This question is for the play Antigone

In the last few lines of Ode 4, the chorus places responsibility for Antigone's death on
a. Niobe
b. Creon
c. the family curse
d. Antigone herself

From reading Ode 4, I know that the answer is not A or B. Personally, I think it is D, but whenever I look online most people are saying it is C.
can someone help please???

4 answers

Here is all of Ode 4:

All Danae’s beauty was locked away
In a brazen cell where the sunlight could not come:
A small room, still as any grave, enclosed her.
Yet she was a princess too,
And Zeus in a rain of gold poured love upon her.
O child, child,
No power in wealth or war
Or tough sea-blackened ships
Can prevail against untiring Destiny![Antistrophe 1]
And Dryas’ son
Also, that furious king,
Bore the god’s prisoning anger for his pride:
Sealed up by Dionysos in deaf stone,
His madness died among echoes.
So at the last he learned what dreadful power
His tongue had mocked:
For he had profaned the revels,
And fired the wrath of the nine
Implacable Sisters
That love the sound of the flute.[Strophe 2]
And old men tell a half-remembered tale
Of horror done where a dark ledge splits the sea
And a double surf beats on the gray shores:
How a king’s new woman, sick
With hatred for the queen he had imprisoned,
Ripped out his two son’s eyes with her bloody hands
While grinning Ares watched the shuttle plunge
Four times: four blind wounds crying for revenge,[Antistrophe 2]
Crying, tears and blood mingled, ––Piteously born,
Those sons whose mother was of heavenly birth!
Her father was the god of the North Wind
And she was cradled by gales,
She raced with young colts on the glittering hills
And walked untrammeled in the open light:
But in her marriage deathless Fate found means
To build a tomb like yours for all her joy.
Her father was the god of the North Wind
And she was cradled by gales,

...deathless Fate found means
To build a tomb...

What do you think?
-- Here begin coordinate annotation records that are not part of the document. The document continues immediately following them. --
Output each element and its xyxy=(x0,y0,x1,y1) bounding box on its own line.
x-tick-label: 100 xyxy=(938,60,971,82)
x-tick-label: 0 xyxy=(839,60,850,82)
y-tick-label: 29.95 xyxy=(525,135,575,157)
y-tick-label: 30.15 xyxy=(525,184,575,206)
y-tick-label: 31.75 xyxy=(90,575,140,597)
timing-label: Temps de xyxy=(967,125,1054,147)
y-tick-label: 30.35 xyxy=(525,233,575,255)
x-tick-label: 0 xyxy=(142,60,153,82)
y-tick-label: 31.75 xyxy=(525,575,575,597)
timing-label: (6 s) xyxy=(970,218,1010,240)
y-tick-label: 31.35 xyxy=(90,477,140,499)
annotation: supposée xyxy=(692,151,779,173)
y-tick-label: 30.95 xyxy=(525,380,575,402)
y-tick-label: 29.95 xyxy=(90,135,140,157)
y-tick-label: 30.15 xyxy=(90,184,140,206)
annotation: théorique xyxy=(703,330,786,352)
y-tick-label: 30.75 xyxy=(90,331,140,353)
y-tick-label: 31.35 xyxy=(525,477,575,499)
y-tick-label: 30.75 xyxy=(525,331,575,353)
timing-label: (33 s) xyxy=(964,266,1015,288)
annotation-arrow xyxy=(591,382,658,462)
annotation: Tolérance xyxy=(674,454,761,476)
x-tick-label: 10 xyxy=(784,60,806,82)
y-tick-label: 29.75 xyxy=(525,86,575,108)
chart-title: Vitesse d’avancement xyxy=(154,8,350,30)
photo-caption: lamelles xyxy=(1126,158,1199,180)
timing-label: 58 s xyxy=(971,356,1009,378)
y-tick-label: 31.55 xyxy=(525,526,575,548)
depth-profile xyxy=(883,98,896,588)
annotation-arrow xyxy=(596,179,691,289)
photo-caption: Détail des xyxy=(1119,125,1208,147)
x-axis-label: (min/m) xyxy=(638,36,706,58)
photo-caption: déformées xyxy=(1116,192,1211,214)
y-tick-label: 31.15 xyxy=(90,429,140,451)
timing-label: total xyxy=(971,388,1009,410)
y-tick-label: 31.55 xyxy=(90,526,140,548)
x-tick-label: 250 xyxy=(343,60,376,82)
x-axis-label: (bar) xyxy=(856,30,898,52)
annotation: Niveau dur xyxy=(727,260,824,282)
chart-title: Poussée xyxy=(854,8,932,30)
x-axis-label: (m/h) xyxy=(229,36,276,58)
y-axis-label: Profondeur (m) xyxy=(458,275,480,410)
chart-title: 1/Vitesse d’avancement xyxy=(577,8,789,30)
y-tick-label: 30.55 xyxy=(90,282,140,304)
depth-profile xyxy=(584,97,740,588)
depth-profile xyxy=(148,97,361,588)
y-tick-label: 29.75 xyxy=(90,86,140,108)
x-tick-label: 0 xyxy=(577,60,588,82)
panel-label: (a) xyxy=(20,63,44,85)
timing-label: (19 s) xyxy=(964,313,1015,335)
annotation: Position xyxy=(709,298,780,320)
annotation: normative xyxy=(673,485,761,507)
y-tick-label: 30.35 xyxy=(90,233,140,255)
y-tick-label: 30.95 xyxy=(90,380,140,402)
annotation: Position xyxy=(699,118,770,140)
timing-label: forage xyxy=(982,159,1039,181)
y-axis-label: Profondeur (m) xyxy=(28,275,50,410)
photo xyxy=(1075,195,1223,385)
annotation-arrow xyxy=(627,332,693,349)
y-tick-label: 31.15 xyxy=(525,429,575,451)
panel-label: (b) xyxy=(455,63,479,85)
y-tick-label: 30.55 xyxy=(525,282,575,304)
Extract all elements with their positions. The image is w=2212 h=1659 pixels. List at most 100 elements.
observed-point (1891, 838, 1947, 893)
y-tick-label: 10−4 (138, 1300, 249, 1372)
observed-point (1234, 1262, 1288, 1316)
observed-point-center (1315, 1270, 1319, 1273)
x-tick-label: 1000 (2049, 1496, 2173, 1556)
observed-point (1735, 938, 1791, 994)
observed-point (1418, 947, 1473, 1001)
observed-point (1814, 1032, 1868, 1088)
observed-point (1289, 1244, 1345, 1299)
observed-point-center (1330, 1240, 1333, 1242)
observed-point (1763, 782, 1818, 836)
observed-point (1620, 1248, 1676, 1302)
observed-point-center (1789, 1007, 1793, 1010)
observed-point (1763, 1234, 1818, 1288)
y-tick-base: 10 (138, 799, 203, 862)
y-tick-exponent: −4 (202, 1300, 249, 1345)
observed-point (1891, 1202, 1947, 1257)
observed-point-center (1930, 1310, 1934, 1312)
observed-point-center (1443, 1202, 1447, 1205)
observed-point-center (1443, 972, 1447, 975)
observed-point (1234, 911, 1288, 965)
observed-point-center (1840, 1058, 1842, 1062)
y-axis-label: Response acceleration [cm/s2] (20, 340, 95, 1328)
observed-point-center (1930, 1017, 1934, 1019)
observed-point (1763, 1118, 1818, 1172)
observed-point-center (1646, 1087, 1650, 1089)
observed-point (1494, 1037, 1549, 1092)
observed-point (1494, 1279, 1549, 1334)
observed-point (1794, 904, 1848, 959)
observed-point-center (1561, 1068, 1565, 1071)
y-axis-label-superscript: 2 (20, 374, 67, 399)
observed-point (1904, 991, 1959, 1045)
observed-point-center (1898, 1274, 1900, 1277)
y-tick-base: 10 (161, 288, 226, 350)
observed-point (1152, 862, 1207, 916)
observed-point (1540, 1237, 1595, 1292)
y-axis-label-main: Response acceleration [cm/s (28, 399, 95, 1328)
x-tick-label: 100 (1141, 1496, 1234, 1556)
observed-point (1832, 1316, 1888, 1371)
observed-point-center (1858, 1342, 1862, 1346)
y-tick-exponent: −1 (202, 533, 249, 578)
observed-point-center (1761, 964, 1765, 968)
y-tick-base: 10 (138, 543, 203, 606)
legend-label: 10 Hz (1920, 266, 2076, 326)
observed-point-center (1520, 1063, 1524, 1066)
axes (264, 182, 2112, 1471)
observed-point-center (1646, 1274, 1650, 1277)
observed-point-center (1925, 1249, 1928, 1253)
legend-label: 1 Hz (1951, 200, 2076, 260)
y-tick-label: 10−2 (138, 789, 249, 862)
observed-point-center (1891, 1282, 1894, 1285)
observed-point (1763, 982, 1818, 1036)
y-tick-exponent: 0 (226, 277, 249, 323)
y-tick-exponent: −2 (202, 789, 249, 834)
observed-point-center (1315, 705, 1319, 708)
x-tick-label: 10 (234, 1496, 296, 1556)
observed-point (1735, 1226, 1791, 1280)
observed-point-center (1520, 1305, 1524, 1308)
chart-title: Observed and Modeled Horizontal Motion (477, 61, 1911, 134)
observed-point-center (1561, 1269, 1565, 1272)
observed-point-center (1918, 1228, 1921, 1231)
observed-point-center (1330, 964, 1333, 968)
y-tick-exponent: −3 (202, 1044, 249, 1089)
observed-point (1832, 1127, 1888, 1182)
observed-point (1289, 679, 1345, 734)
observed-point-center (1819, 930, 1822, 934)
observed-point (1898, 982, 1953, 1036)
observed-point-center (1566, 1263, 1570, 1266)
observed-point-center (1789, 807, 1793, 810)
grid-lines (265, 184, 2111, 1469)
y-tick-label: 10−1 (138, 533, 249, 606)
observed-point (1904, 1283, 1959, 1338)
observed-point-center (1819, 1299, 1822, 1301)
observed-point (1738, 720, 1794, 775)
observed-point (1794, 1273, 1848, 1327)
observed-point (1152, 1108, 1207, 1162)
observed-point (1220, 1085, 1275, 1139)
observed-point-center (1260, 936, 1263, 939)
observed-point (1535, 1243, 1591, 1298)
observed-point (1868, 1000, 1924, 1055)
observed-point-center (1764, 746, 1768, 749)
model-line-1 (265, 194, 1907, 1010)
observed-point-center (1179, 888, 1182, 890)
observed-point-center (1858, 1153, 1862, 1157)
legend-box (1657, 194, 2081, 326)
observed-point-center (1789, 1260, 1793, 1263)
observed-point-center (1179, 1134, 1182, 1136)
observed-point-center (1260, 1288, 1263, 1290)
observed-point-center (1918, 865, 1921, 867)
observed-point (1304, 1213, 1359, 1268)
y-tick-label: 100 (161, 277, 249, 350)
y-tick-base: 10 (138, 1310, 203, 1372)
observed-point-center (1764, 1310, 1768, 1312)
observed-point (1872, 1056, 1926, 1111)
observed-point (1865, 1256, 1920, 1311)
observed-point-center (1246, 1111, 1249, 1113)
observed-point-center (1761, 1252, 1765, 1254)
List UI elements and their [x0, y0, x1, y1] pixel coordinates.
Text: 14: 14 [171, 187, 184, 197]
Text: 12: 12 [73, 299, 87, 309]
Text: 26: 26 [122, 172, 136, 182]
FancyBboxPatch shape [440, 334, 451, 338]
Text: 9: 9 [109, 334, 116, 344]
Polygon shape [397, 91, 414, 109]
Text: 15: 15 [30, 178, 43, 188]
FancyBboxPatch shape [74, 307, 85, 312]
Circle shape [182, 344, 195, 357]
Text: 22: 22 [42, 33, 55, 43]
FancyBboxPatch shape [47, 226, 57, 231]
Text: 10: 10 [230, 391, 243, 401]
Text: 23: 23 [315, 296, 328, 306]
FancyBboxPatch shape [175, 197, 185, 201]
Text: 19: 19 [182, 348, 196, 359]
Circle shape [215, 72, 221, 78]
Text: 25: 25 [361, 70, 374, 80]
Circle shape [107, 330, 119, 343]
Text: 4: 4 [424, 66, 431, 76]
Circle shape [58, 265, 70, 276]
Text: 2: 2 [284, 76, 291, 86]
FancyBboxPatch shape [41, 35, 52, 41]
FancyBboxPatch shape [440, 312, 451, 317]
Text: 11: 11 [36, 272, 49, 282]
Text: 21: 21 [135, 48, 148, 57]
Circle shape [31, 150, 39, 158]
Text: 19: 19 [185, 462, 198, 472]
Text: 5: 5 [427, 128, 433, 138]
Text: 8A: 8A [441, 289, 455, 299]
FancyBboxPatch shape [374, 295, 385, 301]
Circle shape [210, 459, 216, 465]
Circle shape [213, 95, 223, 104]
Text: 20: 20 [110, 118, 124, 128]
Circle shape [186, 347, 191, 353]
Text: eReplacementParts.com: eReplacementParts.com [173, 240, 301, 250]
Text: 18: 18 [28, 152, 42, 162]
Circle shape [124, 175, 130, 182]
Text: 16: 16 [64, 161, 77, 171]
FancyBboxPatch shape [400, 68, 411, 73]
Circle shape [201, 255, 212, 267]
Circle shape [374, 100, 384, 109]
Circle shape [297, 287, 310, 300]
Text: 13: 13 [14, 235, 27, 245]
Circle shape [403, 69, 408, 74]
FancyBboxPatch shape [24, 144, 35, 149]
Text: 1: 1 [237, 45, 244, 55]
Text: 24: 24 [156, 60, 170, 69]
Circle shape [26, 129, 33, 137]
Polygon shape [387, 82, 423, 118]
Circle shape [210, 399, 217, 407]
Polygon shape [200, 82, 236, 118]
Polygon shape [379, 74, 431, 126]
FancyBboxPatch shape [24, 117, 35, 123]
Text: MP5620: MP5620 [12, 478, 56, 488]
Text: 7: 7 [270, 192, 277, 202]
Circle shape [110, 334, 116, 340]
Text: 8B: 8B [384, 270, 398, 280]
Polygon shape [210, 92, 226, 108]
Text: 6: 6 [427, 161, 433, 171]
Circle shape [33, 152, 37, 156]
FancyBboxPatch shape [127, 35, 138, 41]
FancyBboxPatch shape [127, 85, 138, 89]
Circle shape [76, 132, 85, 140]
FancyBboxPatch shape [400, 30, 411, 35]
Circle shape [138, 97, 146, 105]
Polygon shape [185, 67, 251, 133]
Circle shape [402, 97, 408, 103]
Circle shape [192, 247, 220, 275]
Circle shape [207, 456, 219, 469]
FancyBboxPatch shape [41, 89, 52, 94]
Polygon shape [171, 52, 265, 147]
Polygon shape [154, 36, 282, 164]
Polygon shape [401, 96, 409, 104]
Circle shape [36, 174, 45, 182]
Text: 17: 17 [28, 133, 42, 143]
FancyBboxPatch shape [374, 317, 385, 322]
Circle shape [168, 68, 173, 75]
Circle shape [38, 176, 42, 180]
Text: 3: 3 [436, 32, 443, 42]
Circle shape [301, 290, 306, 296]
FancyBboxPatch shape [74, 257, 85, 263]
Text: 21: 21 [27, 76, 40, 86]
Is Fate something that is inevitable, determined by something beyond one's own control? https://www.merriam-webster.com/dictionary/fate
I think fate is inevitable and beyond one's control. Judging from this, would the answer be C. the family curse?
It might well be. I think so. Keep in mind, too, that there may be disagreement. Art, whether a play or a painting (whatever) means something somewhat different to each observer. Since this is multiple choice, though, only one answer will be considered correct. When the chorus, speaking for Euripides, brings in Fate, though, I think he meant the family legacy.